Ranger operating area sold

By Richard Rostad, analyst, Oil & Gas 360

Callon Petroleum brought activity to a slow U.S. M&A market yesterday, shuffling its Permian portfolio in several deals.

Callon has agreed to divest its non-core Midland Basin properties for $260 million in cash, plus up to $60 million in contingent payments. The company is selling its Ranger operating area, assets that include 80 producing wells over 9,850 net acres. Callon estimates the area has 70 delineated undrilled locations that can produce a 25% IRR at strip pricing. The assets produced 4 MBOEPD in February. This production implies there are few new wells in the area, as the 80 producing wells are yielding an average of 50 BOEPD per well.

The Metrics of Callon’s $260-Million Portfolio Shuffle and Trade

Based on a purchase price of $260 million, Callon received $26,400 per acre for the assets, though this sum falls to $12,200 per acre if the price is adjusted for existing production. Callon’s estimate of 70 undrilled locations means the company received $3.7 million per location, or $1.7 million after adjusting for production.

When compared to previous Permian deals, this price per acre is rather low, especially when compared to the prices seen during the late 2016-early 2017 buying frenzy. There have been 21 other Permian transactions in 2018 and 2019 with sufficient data to determine an adjusted acreage price. Out of these, 14 deals saw higher acreage valuations than Callon’s sale, while seven were made at a lower valuation.

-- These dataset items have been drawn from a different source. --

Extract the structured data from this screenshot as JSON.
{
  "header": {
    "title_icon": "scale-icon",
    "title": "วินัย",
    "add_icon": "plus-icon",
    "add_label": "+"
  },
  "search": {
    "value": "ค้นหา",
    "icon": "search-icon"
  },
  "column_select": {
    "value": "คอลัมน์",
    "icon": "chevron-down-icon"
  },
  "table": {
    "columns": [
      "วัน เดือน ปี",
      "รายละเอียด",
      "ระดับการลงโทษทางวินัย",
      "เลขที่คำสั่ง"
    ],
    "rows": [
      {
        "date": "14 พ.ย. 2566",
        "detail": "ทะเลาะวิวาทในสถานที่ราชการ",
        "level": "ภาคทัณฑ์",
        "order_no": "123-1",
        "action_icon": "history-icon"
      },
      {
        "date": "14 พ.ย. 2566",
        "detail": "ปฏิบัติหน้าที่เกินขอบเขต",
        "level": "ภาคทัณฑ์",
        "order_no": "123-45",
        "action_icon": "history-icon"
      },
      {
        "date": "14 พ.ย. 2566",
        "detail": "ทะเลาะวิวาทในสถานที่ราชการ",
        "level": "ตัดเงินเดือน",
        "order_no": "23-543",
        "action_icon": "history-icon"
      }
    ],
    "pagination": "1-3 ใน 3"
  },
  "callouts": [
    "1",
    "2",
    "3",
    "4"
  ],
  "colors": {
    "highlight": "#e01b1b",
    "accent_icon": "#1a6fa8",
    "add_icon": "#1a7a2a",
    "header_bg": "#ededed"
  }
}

Price per location is a seldom-seen metric, more difficult to compare to past transactions. However, an adjusted $1.7 million per location is a steep cost. The buyer, which Callon did not identify, likely plans to drill more than 70 wells on the acreage, thus lessening each individual well’s cost of acquisition.

Callon’s capital program is unchanged by the sale, as no activity was planned in the area for 2019. The funds will be used to reduce debt and possibly retire the company’s preferred stock. Additional funds may be used to fund Callon’s capital program, as the company is expected to outspend cash flows this year.

Trades yield 167 acres, $14 million

Callon also completed an acreage swap during Q1, consolidating its acreage. Callon received two new long-lateral DSUs in exchange for low working interest properties in Midland County. Callon received a net 167 acres and $14 million in the trade.